Figure 4d shows the current density (red solid line) and integrated EL intensity (black open circles) of the micro-LEDs as a function of voltage. The current density–voltage (J–V) curve exhibited good rectifying behavior of a typical p−n junction diode. The integrated EL intensity was on the same track as the J–V curve. These results strongly suggest that the micro-LEDs were electrically well connected to foreign graphene films using intermediate graphene channels. Taking advantage of the van der Waals integration with the good electrical connection of the graphene channels, we believe that it will become easier to expand the application of semiconductor device integrations with various other 2D materials. Graphene is widely used as an electrode in fabricating most 2D material-based devices. For example, a 2D-material heterostructure transistor consists of stacks of graphene/h-BN/MoS2/h-BN/graphene5, where one of the graphene electrodes can be considered a foreign graphene film similar to our approach and can be assembled with micro-LED/graphene heterostructure devices using van der Waals interactions. Hence, our demonstration of graphene makes the semiconductor a part of the van der Waals heterostructure system through graphene as an intermediate conducting and adhesive layer.

The PI-surrounded LED/graphene heterostructure device was also attached to a flexible graphene-coated PI sheet for the bending test. Since our device structure consists of a very thin graphene film, we use a flexible PI sheet as a supporting substrate in our demonstration. The bending radii ranged from infinity to 5 mm, where the 5-mm radius is smaller than the typical curvature of a contact lens. Figure 5a shows that the sample was bent as one united body without any observable peeling-off issues, suggesting good mechanical adhesions among the sample components. Furthermore, the curved micro-LED arrays were reliably operated under various bending conditions to generate strong light emissions, as displayed in the inset of Fig. 5a. More quantitatively, Fig. 5b shows nearly the same EL emissions of the micro-LED arrays regardless of the bending radii in terms of the dominant peak position of 502 nm, the FWHM value of 46 nm, and the light intensity. This result suggests that discrete micro-LEDs are beneficial for demonstrating flexible and wearable devices because the mechanical stress and strain would be negligible under various bending conditions, while strain in the LEDs can yield emission intensity changes and wavelength shifts35. However, over numerous bending cycles, the micro-LED arrays along with the foreign graphene film partially peel off from the corners of the supporting substrate, which is presumably because of the strain due to the relatively thick PI layer. With further optimization of the PI coating conditions, we should be able to solve the peeling-off issue.

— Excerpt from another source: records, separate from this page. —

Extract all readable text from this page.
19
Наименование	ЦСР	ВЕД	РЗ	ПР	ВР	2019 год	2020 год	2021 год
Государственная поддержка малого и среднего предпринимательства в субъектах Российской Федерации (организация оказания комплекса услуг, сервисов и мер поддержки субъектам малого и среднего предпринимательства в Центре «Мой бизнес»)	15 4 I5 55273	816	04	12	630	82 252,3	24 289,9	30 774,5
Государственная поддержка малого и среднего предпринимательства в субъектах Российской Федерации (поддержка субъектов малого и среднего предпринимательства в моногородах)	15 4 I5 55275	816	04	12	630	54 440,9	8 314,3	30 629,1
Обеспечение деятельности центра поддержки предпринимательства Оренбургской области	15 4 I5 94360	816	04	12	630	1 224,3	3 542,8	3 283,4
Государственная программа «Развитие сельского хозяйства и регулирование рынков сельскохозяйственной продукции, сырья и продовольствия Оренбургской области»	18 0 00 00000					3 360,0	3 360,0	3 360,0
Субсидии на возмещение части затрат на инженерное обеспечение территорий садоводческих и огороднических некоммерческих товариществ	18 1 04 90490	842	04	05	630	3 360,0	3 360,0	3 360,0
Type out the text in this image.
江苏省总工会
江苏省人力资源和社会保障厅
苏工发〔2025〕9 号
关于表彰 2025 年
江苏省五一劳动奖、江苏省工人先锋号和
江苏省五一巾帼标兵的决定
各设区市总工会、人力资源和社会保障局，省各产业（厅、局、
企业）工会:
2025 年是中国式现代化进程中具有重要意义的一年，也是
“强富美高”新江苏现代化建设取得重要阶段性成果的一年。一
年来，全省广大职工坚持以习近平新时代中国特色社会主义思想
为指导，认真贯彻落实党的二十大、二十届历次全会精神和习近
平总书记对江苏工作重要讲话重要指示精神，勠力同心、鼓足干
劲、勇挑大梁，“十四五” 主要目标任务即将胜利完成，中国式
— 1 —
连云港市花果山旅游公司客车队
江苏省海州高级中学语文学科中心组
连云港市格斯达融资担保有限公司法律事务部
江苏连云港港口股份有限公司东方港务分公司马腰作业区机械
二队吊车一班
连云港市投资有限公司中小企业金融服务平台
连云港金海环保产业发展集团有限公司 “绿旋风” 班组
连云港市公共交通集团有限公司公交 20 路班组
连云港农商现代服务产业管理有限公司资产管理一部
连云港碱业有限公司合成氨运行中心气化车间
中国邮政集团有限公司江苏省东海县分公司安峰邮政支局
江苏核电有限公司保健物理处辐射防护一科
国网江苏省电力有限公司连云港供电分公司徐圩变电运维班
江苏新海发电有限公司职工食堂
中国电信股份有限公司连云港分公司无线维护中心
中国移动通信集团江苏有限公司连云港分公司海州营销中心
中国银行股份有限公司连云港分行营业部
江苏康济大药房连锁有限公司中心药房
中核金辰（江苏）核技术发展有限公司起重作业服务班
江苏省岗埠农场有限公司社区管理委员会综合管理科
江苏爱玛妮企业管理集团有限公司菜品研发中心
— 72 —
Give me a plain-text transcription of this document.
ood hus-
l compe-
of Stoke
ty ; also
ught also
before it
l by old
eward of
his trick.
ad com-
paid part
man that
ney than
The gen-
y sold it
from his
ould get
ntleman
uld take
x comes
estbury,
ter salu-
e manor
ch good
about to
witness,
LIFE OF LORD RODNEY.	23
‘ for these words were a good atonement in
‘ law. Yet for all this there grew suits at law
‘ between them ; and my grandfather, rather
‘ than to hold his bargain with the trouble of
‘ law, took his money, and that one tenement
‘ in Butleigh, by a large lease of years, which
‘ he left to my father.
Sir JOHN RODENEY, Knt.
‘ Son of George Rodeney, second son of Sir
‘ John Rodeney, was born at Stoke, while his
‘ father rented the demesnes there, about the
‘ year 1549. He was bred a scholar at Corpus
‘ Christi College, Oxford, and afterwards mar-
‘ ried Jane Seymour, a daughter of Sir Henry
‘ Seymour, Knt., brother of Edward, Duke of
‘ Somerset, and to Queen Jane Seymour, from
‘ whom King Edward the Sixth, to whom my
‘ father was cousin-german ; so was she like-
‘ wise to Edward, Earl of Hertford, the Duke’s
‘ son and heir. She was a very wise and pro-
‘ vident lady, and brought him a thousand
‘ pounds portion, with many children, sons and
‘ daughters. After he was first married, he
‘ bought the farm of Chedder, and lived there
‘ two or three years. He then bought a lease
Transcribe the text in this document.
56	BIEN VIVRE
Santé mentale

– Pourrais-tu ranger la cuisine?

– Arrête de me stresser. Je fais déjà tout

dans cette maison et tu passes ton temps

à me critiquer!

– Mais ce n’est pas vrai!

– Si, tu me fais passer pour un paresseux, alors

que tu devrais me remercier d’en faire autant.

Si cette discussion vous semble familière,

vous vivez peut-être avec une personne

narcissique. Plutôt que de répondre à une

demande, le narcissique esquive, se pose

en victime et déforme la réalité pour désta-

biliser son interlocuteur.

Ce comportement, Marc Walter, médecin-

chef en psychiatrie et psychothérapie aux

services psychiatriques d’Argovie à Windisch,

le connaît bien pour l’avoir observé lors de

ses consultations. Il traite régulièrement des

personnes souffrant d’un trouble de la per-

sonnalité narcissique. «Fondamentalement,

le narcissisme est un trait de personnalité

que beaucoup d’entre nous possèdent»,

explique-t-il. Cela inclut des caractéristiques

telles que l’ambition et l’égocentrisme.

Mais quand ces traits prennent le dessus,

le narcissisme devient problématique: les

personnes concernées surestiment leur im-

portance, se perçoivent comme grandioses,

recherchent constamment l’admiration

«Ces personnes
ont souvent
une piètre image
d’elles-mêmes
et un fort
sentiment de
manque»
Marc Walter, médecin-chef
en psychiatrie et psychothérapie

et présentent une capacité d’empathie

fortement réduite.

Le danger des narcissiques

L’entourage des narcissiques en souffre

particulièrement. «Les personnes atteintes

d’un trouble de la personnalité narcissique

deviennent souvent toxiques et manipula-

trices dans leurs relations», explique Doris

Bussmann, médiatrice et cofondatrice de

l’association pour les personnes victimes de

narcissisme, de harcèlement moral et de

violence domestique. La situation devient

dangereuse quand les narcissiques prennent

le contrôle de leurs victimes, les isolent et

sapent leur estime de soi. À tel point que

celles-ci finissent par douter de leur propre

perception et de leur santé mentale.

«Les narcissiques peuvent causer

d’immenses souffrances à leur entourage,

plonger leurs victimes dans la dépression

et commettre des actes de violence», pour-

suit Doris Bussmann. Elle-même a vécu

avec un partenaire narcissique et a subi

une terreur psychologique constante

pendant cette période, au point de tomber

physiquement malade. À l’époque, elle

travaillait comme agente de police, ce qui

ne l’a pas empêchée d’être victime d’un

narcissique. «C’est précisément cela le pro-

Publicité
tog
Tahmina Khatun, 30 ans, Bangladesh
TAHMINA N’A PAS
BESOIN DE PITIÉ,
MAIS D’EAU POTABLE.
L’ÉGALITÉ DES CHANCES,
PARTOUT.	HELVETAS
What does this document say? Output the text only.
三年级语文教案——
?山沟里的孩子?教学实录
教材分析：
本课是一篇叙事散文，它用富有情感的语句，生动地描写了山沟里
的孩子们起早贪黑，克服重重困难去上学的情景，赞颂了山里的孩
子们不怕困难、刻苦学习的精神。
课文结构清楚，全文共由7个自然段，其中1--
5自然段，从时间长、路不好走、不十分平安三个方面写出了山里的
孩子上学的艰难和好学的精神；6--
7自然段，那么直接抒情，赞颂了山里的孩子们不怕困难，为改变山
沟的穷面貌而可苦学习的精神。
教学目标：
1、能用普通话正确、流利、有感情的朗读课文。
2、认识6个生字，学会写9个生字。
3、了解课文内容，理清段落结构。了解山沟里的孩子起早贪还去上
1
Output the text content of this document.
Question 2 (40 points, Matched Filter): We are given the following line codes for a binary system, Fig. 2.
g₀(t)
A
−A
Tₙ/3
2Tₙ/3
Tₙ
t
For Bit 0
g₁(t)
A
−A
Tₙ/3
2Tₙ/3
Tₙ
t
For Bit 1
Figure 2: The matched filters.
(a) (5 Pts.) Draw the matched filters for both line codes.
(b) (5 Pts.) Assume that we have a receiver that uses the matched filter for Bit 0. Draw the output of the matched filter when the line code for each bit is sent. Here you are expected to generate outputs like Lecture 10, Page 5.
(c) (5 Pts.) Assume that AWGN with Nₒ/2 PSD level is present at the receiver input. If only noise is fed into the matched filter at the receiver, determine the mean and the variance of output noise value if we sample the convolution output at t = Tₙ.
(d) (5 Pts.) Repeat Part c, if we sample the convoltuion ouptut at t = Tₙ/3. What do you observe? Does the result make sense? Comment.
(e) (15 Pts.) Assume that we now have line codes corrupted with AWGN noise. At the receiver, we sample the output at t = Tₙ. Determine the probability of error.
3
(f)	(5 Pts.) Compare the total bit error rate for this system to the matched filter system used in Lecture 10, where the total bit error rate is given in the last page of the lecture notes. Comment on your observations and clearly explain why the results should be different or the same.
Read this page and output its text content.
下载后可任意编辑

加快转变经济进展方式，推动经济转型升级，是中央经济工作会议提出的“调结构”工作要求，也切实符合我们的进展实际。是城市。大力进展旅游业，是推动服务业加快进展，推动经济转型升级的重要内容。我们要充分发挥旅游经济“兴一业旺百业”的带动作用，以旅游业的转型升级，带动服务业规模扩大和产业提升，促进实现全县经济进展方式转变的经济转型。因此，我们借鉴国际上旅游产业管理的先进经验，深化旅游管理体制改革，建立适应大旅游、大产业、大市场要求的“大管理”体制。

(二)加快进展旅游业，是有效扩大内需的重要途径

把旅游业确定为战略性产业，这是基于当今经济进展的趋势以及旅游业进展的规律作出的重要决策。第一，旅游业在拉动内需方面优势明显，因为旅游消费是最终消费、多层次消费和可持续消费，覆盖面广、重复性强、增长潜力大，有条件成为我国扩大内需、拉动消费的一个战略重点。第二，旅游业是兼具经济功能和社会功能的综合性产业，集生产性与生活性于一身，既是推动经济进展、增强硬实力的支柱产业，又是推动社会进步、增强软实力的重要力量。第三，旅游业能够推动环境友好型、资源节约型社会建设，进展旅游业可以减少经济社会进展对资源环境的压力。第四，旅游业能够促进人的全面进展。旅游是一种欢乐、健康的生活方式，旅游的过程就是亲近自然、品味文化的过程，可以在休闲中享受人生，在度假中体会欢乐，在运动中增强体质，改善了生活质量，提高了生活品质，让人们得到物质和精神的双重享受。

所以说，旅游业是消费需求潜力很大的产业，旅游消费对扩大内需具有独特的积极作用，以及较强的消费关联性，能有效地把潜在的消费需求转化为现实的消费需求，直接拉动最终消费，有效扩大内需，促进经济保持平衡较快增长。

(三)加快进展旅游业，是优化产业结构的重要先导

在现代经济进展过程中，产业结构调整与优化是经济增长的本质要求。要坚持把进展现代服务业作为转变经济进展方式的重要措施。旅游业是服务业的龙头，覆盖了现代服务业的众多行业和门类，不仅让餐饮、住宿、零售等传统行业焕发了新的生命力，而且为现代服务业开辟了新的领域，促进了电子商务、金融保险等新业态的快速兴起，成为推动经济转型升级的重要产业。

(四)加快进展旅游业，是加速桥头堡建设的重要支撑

Fig. 5: GaN micro-LEDs attached to graphene-coated PI sheets.
figure 5

a Bent image and light emission image (inset) at a bending radius of 5 mm. b Room temperature EL spectra of the micro-LEDs at various bending radii in the range from 5 mm to infinity.

Conclusion

In summary, we fabricated micro-LED/graphene heterostructures to investigate the feasibility of using a semiconductor device as a component in van der Waals heterostructures. Similar to typical 2D materials, the micro-LED/graphene heterostructure device could be attached well to foreign 2D films of graphene layers using van der Waals interactions. The micro-LED arrays were fully operational under various bending conditions with good mechanical adhesion and electrical connections. In this study, we matched graphene layers with LEDs to fabricate semiconductor/2D-material heterostructures because the graphene films not only enabled the growth of epitaxial LED arrays but also served as a good bottom electrical channel for LED operations. We believe that this idea can be further extended to other combinations of semiconductor devices with 2D materials, such as hexagonal-BN and MoS2, for fabricating multifunctional devices where the semiconductor/2D-material heterostructure will play an important role in obtaining an efficient and reliable device. More generally, our finding enlarges the advantages of van der Waals integration in 2D layered materials to the range of inorganic semiconductor devices.